この中には19歳の少女もいた。青果店を経営する親類のモハメド・アフメド氏(39)によれば、少女は2014年8月に姿を消した後、シリアから突然、携帯電話でメッセージを送ってきた。高校時代の成績は優秀で、社交的な性格。少女がどのように勧誘されたかは分かっていない。
移民の若者が過激思想に傾く理由の一つは失業だ。
イスラム国に合流した若者の家族から相談を受ける「ソマリア教育社会対策団体」のアブディリザク・ビヒ代表(49)は、「街で5人と会えば仕事があるのは1人だけ。
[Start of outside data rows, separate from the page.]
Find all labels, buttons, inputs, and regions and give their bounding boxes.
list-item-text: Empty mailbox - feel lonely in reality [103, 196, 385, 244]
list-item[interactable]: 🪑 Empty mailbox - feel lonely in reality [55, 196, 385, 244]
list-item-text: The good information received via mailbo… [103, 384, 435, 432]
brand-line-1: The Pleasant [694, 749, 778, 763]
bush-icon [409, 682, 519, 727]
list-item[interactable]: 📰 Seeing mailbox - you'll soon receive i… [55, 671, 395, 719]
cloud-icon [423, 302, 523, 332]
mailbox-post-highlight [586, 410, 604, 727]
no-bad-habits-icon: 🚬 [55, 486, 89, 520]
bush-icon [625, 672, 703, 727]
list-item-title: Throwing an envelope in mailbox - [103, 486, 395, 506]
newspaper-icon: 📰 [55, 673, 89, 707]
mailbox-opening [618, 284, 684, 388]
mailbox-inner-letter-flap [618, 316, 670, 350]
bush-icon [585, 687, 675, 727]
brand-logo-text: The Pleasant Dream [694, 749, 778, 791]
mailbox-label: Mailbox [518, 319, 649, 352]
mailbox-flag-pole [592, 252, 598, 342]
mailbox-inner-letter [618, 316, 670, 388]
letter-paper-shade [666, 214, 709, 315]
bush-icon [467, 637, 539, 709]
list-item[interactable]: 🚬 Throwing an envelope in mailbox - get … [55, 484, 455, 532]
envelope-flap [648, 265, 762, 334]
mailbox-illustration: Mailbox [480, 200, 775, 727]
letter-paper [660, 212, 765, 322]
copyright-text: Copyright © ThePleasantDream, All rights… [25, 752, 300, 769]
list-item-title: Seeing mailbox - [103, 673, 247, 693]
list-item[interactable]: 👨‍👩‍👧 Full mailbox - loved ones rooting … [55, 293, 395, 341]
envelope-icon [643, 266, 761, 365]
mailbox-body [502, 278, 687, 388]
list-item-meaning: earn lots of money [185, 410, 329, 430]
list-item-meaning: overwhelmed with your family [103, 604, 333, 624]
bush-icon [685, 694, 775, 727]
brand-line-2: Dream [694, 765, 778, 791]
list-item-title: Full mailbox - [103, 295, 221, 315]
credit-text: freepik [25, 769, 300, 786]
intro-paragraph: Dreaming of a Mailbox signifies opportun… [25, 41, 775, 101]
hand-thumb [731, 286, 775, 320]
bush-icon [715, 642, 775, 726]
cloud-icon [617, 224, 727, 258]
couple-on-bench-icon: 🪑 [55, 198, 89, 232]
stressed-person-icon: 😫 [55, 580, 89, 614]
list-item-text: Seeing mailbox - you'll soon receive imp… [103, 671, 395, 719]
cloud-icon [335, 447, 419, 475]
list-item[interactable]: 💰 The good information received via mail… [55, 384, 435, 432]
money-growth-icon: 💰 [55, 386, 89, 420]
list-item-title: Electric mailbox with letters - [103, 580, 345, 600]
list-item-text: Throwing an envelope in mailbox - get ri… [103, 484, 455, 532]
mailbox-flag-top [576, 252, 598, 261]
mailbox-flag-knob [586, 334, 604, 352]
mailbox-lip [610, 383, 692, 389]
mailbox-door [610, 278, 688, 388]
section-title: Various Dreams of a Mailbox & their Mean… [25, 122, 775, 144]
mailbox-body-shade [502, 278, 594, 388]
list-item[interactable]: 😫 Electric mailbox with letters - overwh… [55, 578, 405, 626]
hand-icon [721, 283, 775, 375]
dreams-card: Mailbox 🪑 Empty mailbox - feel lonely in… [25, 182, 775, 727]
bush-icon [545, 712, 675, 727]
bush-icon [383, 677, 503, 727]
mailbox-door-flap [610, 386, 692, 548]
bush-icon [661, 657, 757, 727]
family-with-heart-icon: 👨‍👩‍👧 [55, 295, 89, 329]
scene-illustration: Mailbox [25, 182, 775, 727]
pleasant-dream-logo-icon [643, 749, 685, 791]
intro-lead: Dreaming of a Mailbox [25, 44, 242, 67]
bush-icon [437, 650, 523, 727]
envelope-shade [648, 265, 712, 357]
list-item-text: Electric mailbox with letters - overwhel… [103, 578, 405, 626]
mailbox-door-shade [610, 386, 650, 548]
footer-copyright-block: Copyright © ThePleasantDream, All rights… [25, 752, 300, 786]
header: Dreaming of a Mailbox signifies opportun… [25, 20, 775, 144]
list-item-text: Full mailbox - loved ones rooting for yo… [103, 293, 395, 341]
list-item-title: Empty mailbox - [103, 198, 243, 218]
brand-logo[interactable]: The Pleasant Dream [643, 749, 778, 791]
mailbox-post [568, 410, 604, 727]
母国で医者だった者もタクシー運転手をしている」と話す。
ミネソタ大のカオ・アブディ助教授(社会学)は、警察によるソマリア系を狙った職務質問も反米感情をかき立てていると話した。
貧困にあえぎ、怒りをくすぶらせる人々にとり、イスラム国の主張は魅惑的だ。ネット上には潤沢な資金や充実した社会福祉を喧伝するイスラム国の動画があふれる。ソマリアの過激組織アッシャバーブの勧誘ビデオも「戦場は“ディズニーランド”だ」と言葉巧みに宣伝。彼らを「聖戦」にいざなうイスラム導師らも市内で暗躍しているという。